Merhum Halıcı Hüseyin Çağdır Ağabey, Ahmed Feyzi Ağabeyden bahsederken diyor ki: “Bizim İbrahim Ethem Sarıoğlu diye bir avukatımız vardı. Bir Ramazan vaizine, ‘Hocam, kafamı bir şey meşgul ediyor: Allah her şeyi yarattı, tamam; peki Allah’ı kim yarattı?’ şeklinde o zamanların modası bir sual soruyor. Hoca da “Yahu bunu karşıma niye getirdiniz? Böyle sual mi olur?’ diye çıkışıyor. Bir müddet sonra Tire Lisesindeyken aynı soruyu Ahmed Feyzi Ağabeye soruyor. O da ona “Oğlum! Bak sen tahsilli insansın, bak daha suali sorarken hata yapıyorsun, sen Hâlık arıyorsun, fakat mahlûk olsun, diyorsun. Hâlbuki Hâlık, mahlûk olmaz, mahlûk da Hâlık olmaz’ diyor.
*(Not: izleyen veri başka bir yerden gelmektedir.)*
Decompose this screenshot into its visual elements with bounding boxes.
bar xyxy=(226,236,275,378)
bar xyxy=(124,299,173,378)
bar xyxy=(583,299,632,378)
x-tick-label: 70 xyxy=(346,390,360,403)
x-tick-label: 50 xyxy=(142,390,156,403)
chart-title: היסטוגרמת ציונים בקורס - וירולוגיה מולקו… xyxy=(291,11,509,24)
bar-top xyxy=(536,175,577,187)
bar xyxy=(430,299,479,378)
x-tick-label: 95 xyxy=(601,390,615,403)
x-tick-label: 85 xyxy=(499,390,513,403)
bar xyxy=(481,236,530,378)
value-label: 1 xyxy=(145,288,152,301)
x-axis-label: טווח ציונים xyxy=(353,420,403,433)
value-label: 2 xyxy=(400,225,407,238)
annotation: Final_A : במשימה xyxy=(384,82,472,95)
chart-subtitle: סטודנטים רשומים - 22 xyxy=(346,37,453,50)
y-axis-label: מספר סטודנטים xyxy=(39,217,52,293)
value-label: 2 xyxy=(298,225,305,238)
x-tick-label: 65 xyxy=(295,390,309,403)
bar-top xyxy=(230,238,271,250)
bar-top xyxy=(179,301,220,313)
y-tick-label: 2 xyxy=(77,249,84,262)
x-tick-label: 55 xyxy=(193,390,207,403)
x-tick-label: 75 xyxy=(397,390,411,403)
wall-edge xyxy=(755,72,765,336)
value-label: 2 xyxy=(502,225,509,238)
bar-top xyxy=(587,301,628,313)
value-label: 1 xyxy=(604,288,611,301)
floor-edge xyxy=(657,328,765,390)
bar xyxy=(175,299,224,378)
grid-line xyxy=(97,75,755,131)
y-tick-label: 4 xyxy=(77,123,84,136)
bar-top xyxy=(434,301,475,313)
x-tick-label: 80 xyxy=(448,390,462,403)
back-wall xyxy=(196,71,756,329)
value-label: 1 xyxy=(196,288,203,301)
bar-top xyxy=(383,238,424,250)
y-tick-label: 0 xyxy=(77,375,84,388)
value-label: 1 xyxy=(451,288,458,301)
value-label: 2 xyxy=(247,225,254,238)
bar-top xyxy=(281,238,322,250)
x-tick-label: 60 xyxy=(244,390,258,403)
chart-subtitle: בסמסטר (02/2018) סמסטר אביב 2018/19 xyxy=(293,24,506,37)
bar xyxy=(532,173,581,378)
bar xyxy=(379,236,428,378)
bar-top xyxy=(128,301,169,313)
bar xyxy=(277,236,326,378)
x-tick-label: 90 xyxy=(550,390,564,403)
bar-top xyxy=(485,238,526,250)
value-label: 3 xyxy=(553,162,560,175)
Nurlardan uzunca bir ders veriyor. Ethem Sarıoğlu, ‘Ben tam tatmin oldum’ diyerek memnuniyetlerini belirtiyor. Ahmed Feyzi Ağabey işin peşini bırakmayarak, Ethem’in ibadete de başlaması için bir mektup yazıyor. Avukat Ethem, bu veciz mektubu ezberlemiş! Ethem benim halıcı dükkânıma çok gelirdi. Böyle bir gün beraber otururken Ahmed Feyzi Ağabey de çıkageldi. Hasretle kucaklaştıktan sonra başladı mektubu ezberden okumaya. Ahmed Feyzi Ağabey, ‘Acâib! Kim yazmış bunları? Nasıl ifadeler bunlar?” demeye başladı. ‘Ahmed Feyzi Ağabey! Sen beni filanca tarihte ibadete davet için bu mektubu yazmıştın; ben bunu ezberledim!’ deyince, ‘Ah, ben eski halimi hiç göremeyom’ diye kendine has üslûbuyla cevap vermişti.”